Lettre ouverte à la rédaction du Midi Libre, par Claude Alranq
mardi 29 mai 2007.
 
On ne présente plus Claude Alranq qui est : Auteur, metteur en scène, fondateur du « teatre de la Carriera » ... Ce qu’il nous dit dans ce texte évoquant la crise de 1907, éclaire les crises présentes et hélas à venir...

Vigneron engagé dans le patrimoine historique et la création artisique de cette région depuis une quarantaine d’années, je ne peux que me réjouir de la place que votre journal accorde à la célébration de 1907.

Néanmoins un aspect important me semble éludé, que ce soit dans votre article sur les spectacles relatant l’événement (15-5-2007) que dans les initiatives prises par les Archives, le Département et la ville de Béziers. C’est la part prise par la création régionale d’expression occitane et française dans la représentation publique de 1907 et des 100 ans qui ont suivi.

Certes des témoignages (poèmes, chants, chroniques...) écrits par les protagonistes de “la révolte des gueux” sont mentionnés et repris. Mais qu’en est-il des oeuvres (en particulier théâtrales) qui ont accompagné la vie vigneronne catalano-languedocienne de 1907 à 2007 ?

En particulier de celles qui ont pris le recul critique et artistique nécessaire à cet héritage ?

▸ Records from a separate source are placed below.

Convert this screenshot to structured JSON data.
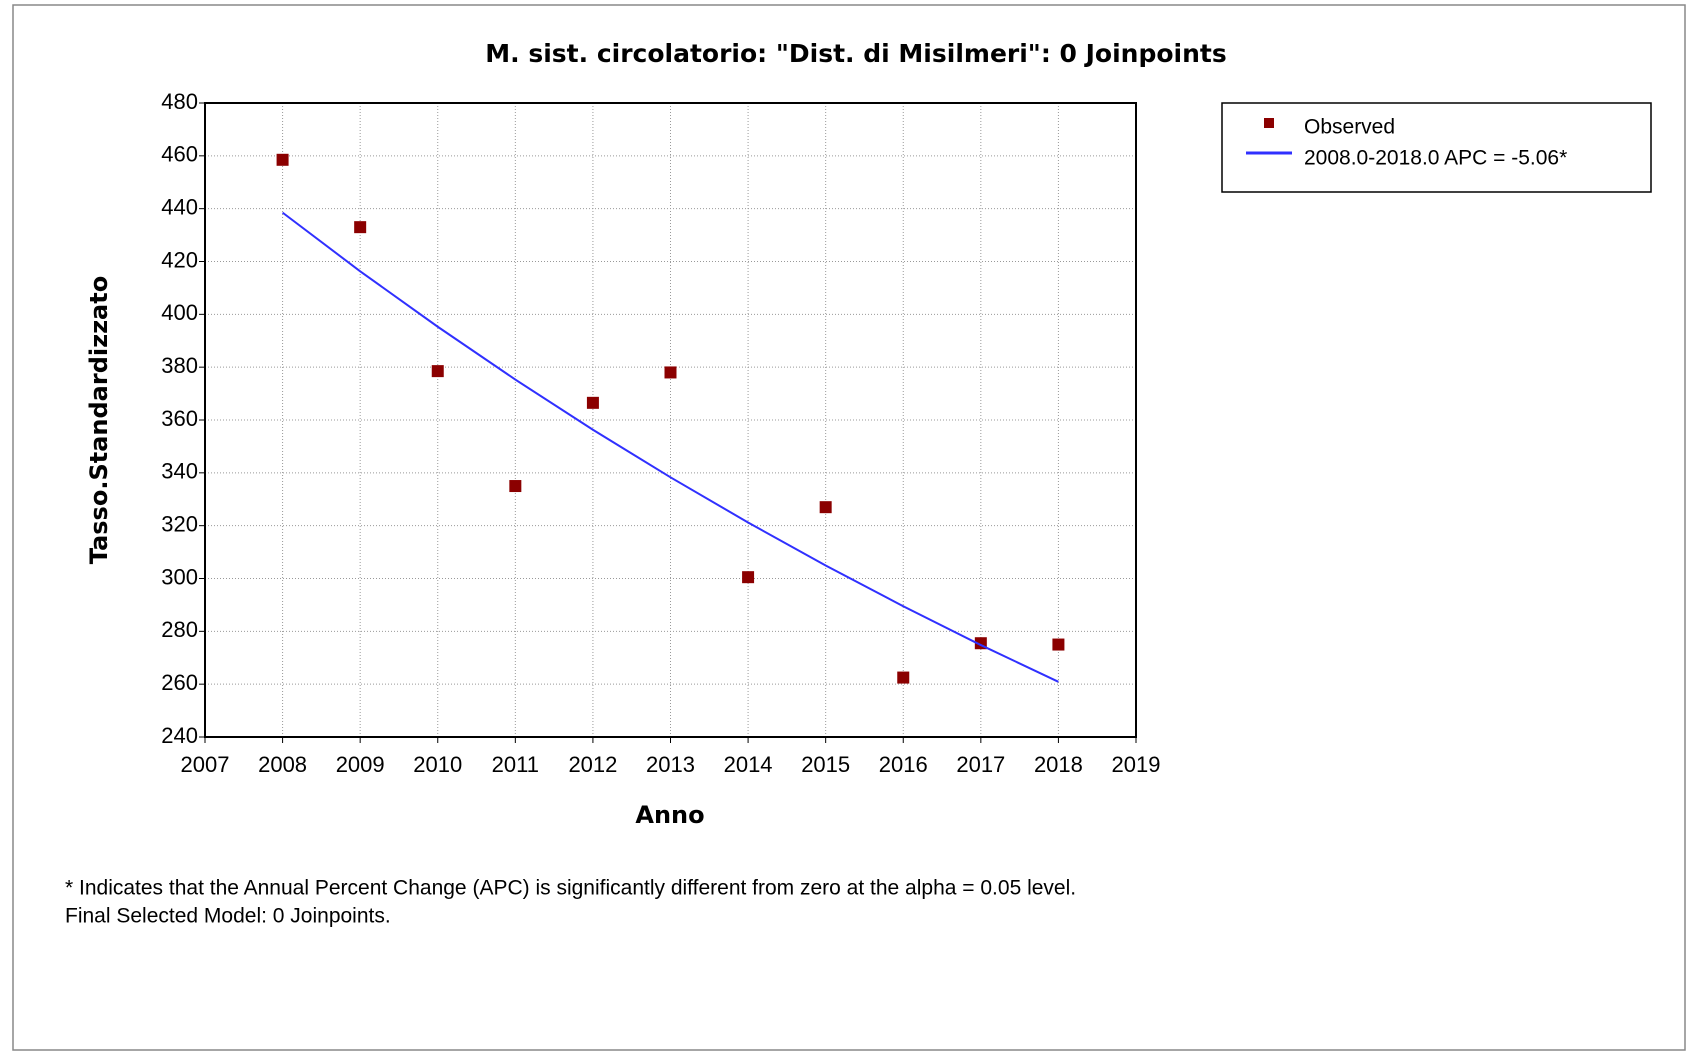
{
  "chart_data": {
    "type": "scatter",
    "title": "M. sist. circolatorio: \"Dist. di Misilmeri\": 0 Joinpoints",
    "x_label": "Anno",
    "y_label": "Tasso.Standardizzato",
    "xlim": [
      2007,
      2019
    ],
    "xticks": [
      2007,
      2008,
      2009,
      2010,
      2011,
      2012,
      2013,
      2014,
      2015,
      2016,
      2017,
      2018,
      2019
    ],
    "ylim": [
      240,
      480
    ],
    "yticks": [
      240,
      260,
      280,
      300,
      320,
      340,
      360,
      380,
      400,
      420,
      440,
      460,
      480
    ],
    "grid": true,
    "legend": "outside-right",
    "series": [
      {
        "name": "Observed",
        "type": "scatter",
        "color": "#8b0000",
        "x": [
          2008,
          2009,
          2010,
          2011,
          2012,
          2013,
          2014,
          2015,
          2016,
          2017,
          2018
        ],
        "values": [
          458.5,
          433,
          378.5,
          335,
          366.5,
          378,
          300.5,
          327,
          262.5,
          275.5,
          275
        ]
      },
      {
        "name": "2008.0-2018.0 APC  = -5.06*",
        "type": "line",
        "color": "#3030ff",
        "x": [
          2008,
          2009,
          2010,
          2011,
          2012,
          2013,
          2014,
          2015,
          2016,
          2017,
          2018
        ],
        "values": [
          438.5,
          416.3,
          395.3,
          375.3,
          356.3,
          338.3,
          321.2,
          304.9,
          289.5,
          274.8,
          260.9
        ]
      }
    ],
    "notes": [
      "* Indicates that the Annual Percent Change (APC) is significantly different from zero at the alpha = 0.05 level.",
      "Final Selected Model: 0 Joinpoints."
    ]
  }
}
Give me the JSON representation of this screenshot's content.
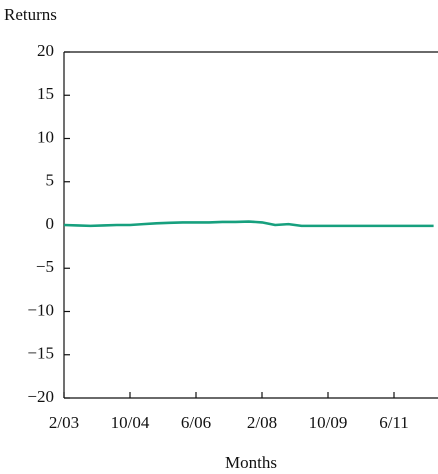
{
  "chart_data": {
    "type": "line",
    "ylabel": "Returns",
    "xlabel": "Months",
    "categories": [
      "2/03",
      null,
      null,
      null,
      null,
      "10/04",
      null,
      null,
      null,
      null,
      "6/06",
      null,
      null,
      null,
      null,
      "2/08",
      null,
      null,
      null,
      null,
      "10/09",
      null,
      null,
      null,
      null,
      "6/11",
      null,
      null,
      null
    ],
    "series": [
      {
        "name": null,
        "color": "#17a07e",
        "values": [
          0,
          -0.05,
          -0.1,
          -0.05,
          0,
          0,
          0.1,
          0.2,
          0.25,
          0.3,
          0.3,
          0.3,
          0.35,
          0.35,
          0.4,
          0.3,
          0,
          0.1,
          -0.1,
          -0.1,
          -0.1,
          -0.1,
          -0.1,
          -0.1,
          -0.1,
          -0.1,
          -0.1,
          -0.1,
          -0.1
        ]
      }
    ],
    "ylim": [
      -20,
      20
    ],
    "yticks": [
      {
        "value": -20,
        "label": "−20"
      },
      {
        "value": -15,
        "label": "−15"
      },
      {
        "value": -10,
        "label": "−10"
      },
      {
        "value": -5,
        "label": "−5"
      },
      0,
      5,
      10,
      15,
      20
    ]
  }
}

Qui parle des pièces directement en prise avec l’événement comme : “les feux de la St Jean“ (M. Cordes), “Los que sèm” (P. Pezins), “Menerbo” (E. Vieu), “Gloire et mort de M. Albert” (C. Cals), “Salut braves pioupious” (C. Alranq)... ?

Qui parle d’oeuvres comme “Villages à vendre” (Scant), “l’étang change” (Estany),“Montredon”(Benedetto), “Mort et résurrection de M. Occitania”, “la guerre du vin”, “la fille d’Occitania” (Alranq), “le fou d’Yrnel”(Vassal), “las cigalas an pas de vacanças”, “le vin des dieux” (Pastre), “miroir des jours”(Clément), “La palme du vin” (Garric) , “le paysan culturel” (Pelaez) etc-etc... qui ont étaient conçues et jouées au coeur du pays des vignes et dont certaines ont connu le honneurs du IN en Avignon ?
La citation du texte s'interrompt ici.